I am new to julia and to get started I wanted to port some numpy code to julia and hoped to get some nice performance increase. So far not to my satisfaction.
This is the function I want to compute
function s(x_list, r_list)
result_list = zeros(size(x_list,1))
for i = 1:size(x_list,1)
dotprods = r_list * x_list[i,:]'
expcall = exp(im * dotprods)
sumprod = sum(expcall) * sum(conj(expcall))
result_list[i] = sumprod
end
return result_list
end
with data input that looks like
v = rand(3)
r = rand(6000,3)
x = linspace(1.0, 2.0, 300) * (v./sqrt(sumabs2(v)))'
for this function and the given input, @time s(x,r) gives me
0.110619 seconds (3.60 k allocations: 96.256 MB, 8.47% gc time)
For this case, numpy does the same job in ~70ms, so I'm not very happy! Now if I do a @parallel for loop with julia -p 2:
function s(x_list, r_list)
result_list = SharedArray(Float64, size(x_list,1))
@parallel for i = 1:size(x_list,1)
dotprods = r_list * x_list[i,:]'
expcall = exp(im * dotprods)
sumprod = sum(expcall) * sum(conj(expcall))
result_list[i] = sumprod
end
return result_list
end
the problem is that
result_list[i] = sumprod
doesn't get updated and I get the list of zeros returned from the array initialization. What am I doing wrong here? Further attempts to increase speed also did not show any benefit, e.g.

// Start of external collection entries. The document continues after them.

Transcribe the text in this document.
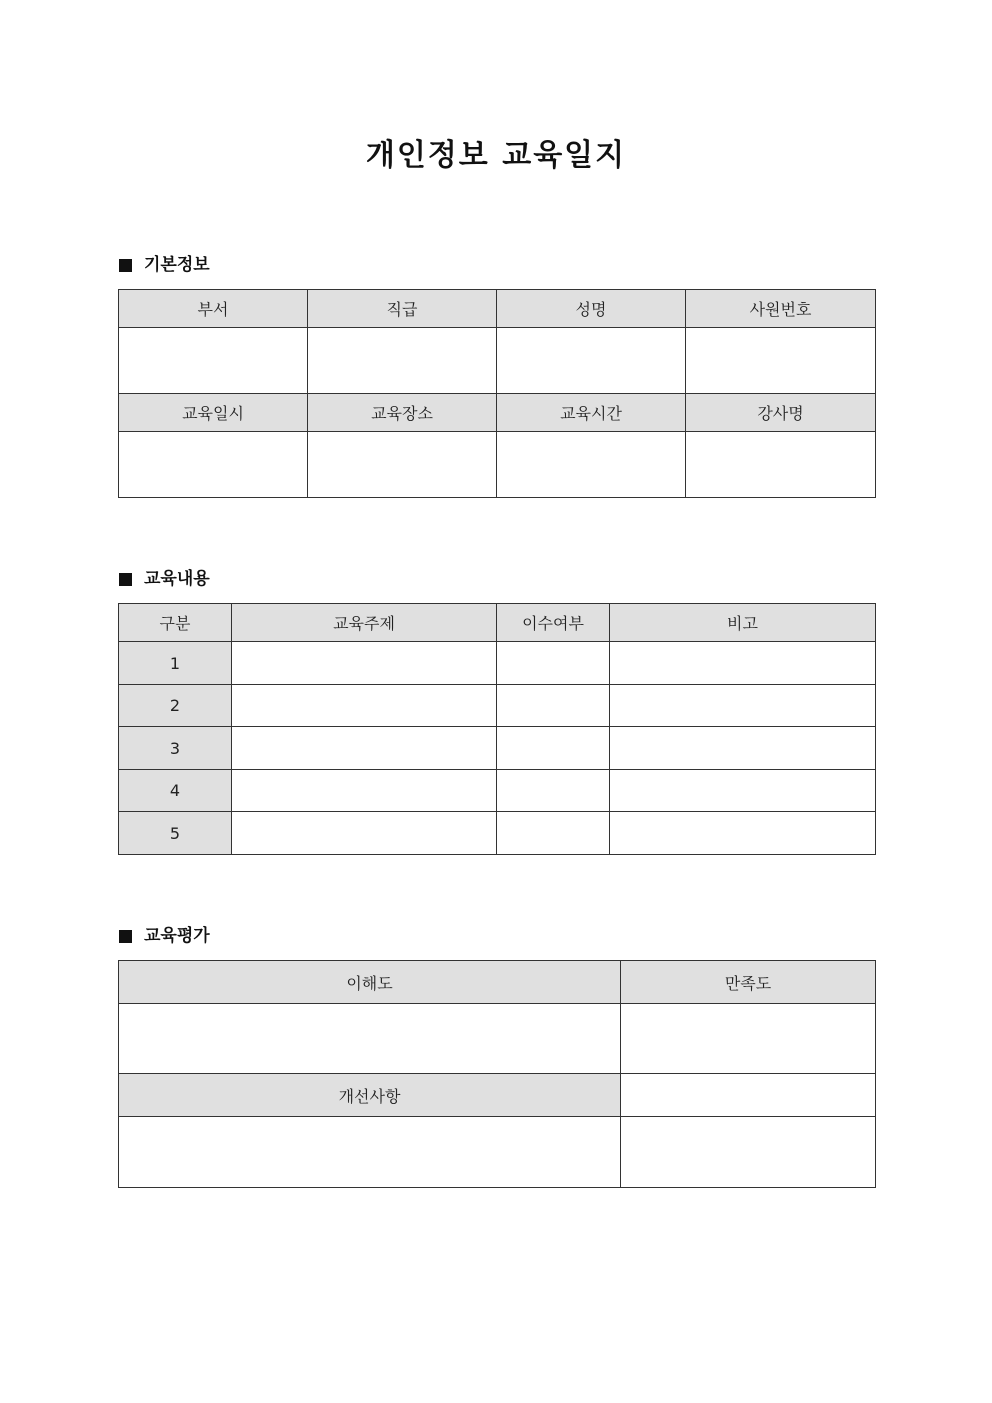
개인정보 교육일지
기본정보
부서	직급	성명	사원번호

교육일시	교육장소	교육시간	강사명

교육내용
구분	교육주제	이수여부	비고
1			
2			
3			
4			
5			
교육평가
이해도	만족도

개선사항	
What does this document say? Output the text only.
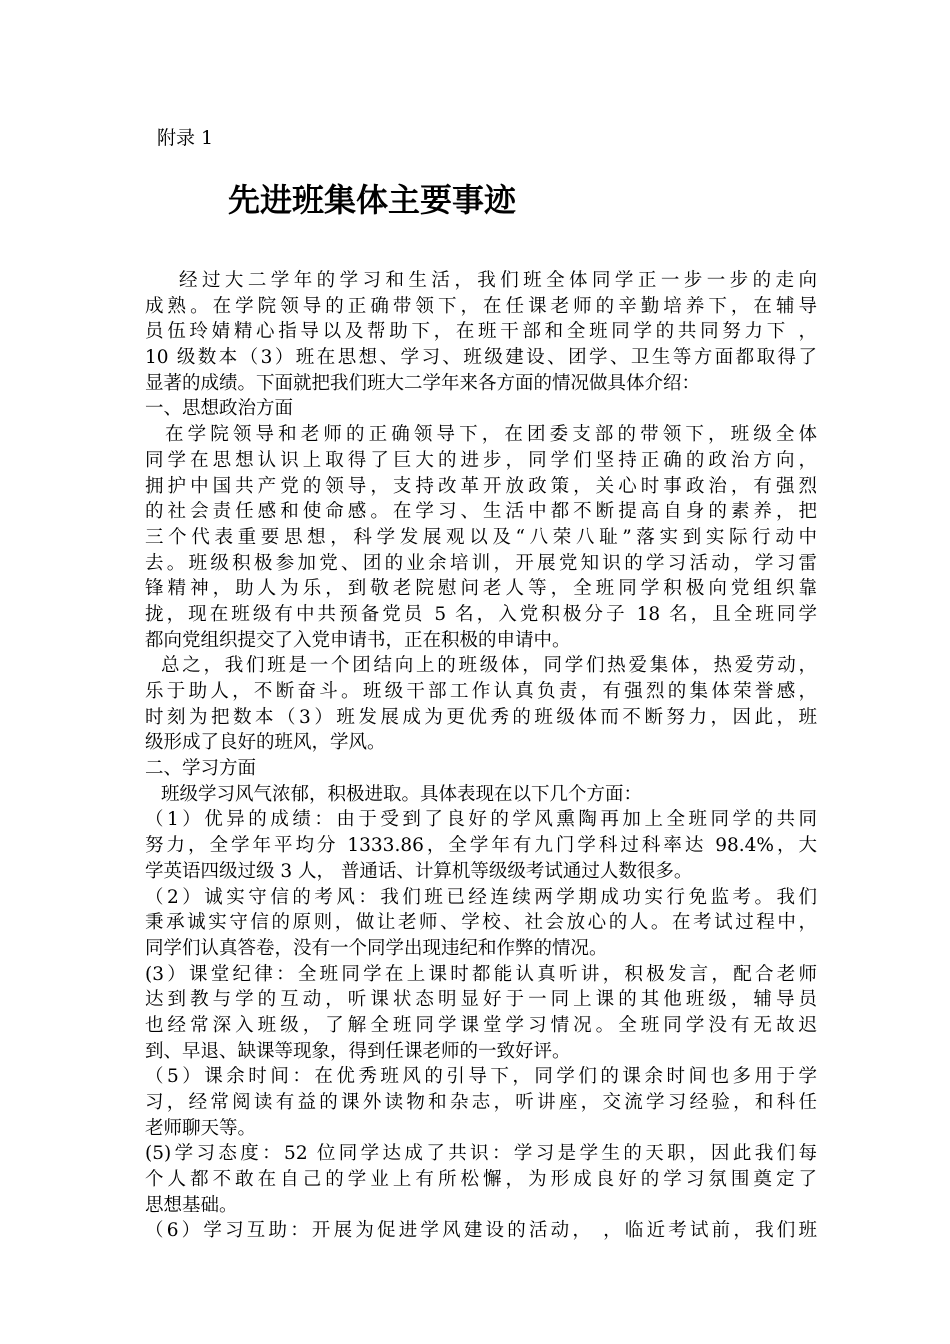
附录 1
先进班集体主要事迹
经过大二学年的学习和生活，我们班全体同学正一步一步的走向
成熟。在学院领导的正确带领下，在任课老师的辛勤培养下，在辅导
员伍玲婧精心指导以及帮助下，在班干部和全班同学的共同努力下 ，
10 级数本（3）班在思想、学习、班级建设、团学、卫生等方面都取得了
显著的成绩。下面就把我们班大二学年来各方面的情况做具体介绍：
一、思想政治方面
在学院领导和老师的正确领导下，在团委支部的带领下，班级全体
同学在思想认识上取得了巨大的进步，同学们坚持正确的政治方向，
拥护中国共产党的领导，支持改革开放政策，关心时事政治，有强烈
的社会责任感和使命感。在学习、生活中都不断提高自身的素养，把
三个代表重要思想，科学发展观以及“八荣八耻”落实到实际行动中
去。班级积极参加党、团的业余培训，开展党知识的学习活动，学习雷
锋精神，助人为乐，到敬老院慰问老人等，全班同学积极向党组织靠
拢，现在班级有中共预备党员 5 名，入党积极分子 18 名，且全班同学
都向党组织提交了入党申请书，正在积极的申请中。
总之，我们班是一个团结向上的班级体，同学们热爱集体，热爱劳动，
乐于助人，不断奋斗。班级干部工作认真负责，有强烈的集体荣誉感，
时刻为把数本（3）班发展成为更优秀的班级体而不断努力，因此，班
级形成了良好的班风，学风。
二、学习方面
班级学习风气浓郁，积极进取。具体表现在以下几个方面：
（1）优异的成绩：由于受到了良好的学风熏陶再加上全班同学的共同
努力，全学年平均分 1333.86，全学年有九门学科过科率达 98.4%，大
学英语四级过级 3 人， 普通话、计算机等级级考试通过人数很多。
（2）诚实守信的考风：我们班已经连续两学期成功实行免监考。我们
秉承诚实守信的原则，做让老师、学校、社会放心的人。在考试过程中，
同学们认真答卷，没有一个同学出现违纪和作弊的情况。
(3）课堂纪律：全班同学在上课时都能认真听讲，积极发言，配合老师
达到教与学的互动，听课状态明显好于一同上课的其他班级，辅导员
也经常深入班级，了解全班同学课堂学习情况。全班同学没有无故迟
到、早退、缺课等现象，得到任课老师的一致好评。
（5）课余时间：在优秀班风的引导下，同学们的课余时间也多用于学
习，经常阅读有益的课外读物和杂志，听讲座，交流学习经验，和科任
老师聊天等。
(5)学习态度：52 位同学达成了共识：学习是学生的天职，因此我们每
个人都不敢在自己的学业上有所松懈，为形成良好的学习氛围奠定了
思想基础。
（6）学习互助：开展为促进学风建设的活动， ，临近考试前，我们班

@vectorize_2arg Array{Float64,2} s
and declaring types
function s{T<:Float64}(x_list::Array{T,2}, r_list::Array{T,2})
But now, starting the same @parallel for loop in a session with just one thread (no -p2, just julia) the array does get updated and @time s(x,r) tells me
0.000040 seconds (36 allocations: 4.047 KB)
which is actually impossible for the function and input given! Is this a bug?
Any help is very appreciated!